Roger Sterritt, the manager of the Gitga'at Emergency Response team, said the community has seen a significant increase in support and lifesaving capacity.

"We've actually been working with the Coast Guard over the last couple of years on some training initiatives, search and rescue training exercise, live training out on the water," Sterritt said.

Gitga'at ERT member Stanley Robinson participates in a joint rescue exercise with the Canadian Coast Guard which simulated a fishing boat accident with three people overboard. (Pieter Romer/First Story Media)

"They also helped us acquire some advanced first aid training."

Hartley Bay was one of four locations identified for new Coast Guard life stations earlier this year.

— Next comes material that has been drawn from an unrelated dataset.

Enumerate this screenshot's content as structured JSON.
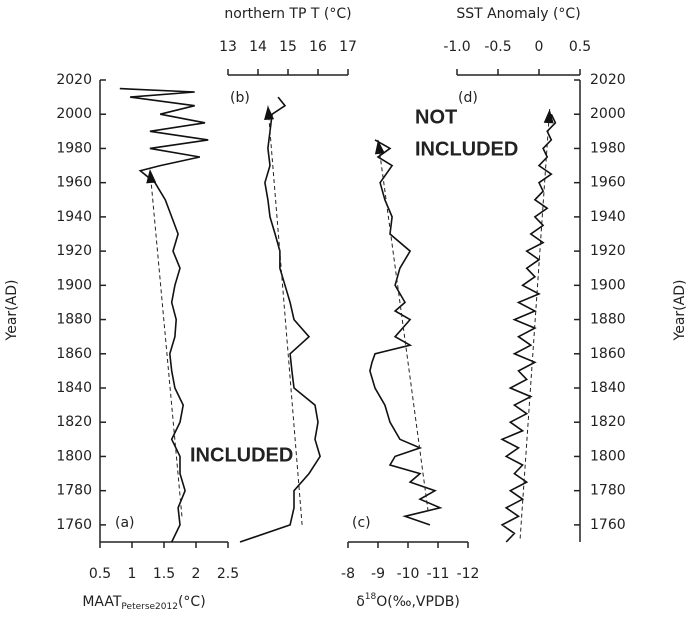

Sterritt said talks about establishing the life station are still in their infancy.

A new video produced for the Gitga'at ERT documents a challenging training exercise involving a co-ordinated rescue by local and Coast Guard personnel of three people from the water in an isolated location. 

Back at the Victoria Coast Guard base, search and rescue program officer Geoff Carrow said the first container-load of emergency supplies is just a start to fulfilling the commitment for Indigenous communities. 

Gitga'at ERT and Coast Guard participants debrief after a training exercise earlier this year. (Pieter Romer/First Story Media)

"As soon as this stuff goes out, the idea is that we restock it, and it's full again and, you know, every fiscal year we'll just keep hammering this stuff out into the communities," he said.

Under the Oceans Protection Plan, those communities will also receive supplies and training on responding to environmental accidents and spills, in addition to marine rescue resources.

Brand said response containers will be set up on community docks, with contents divided between environmental response equipment for spills and search-and-rescue gear.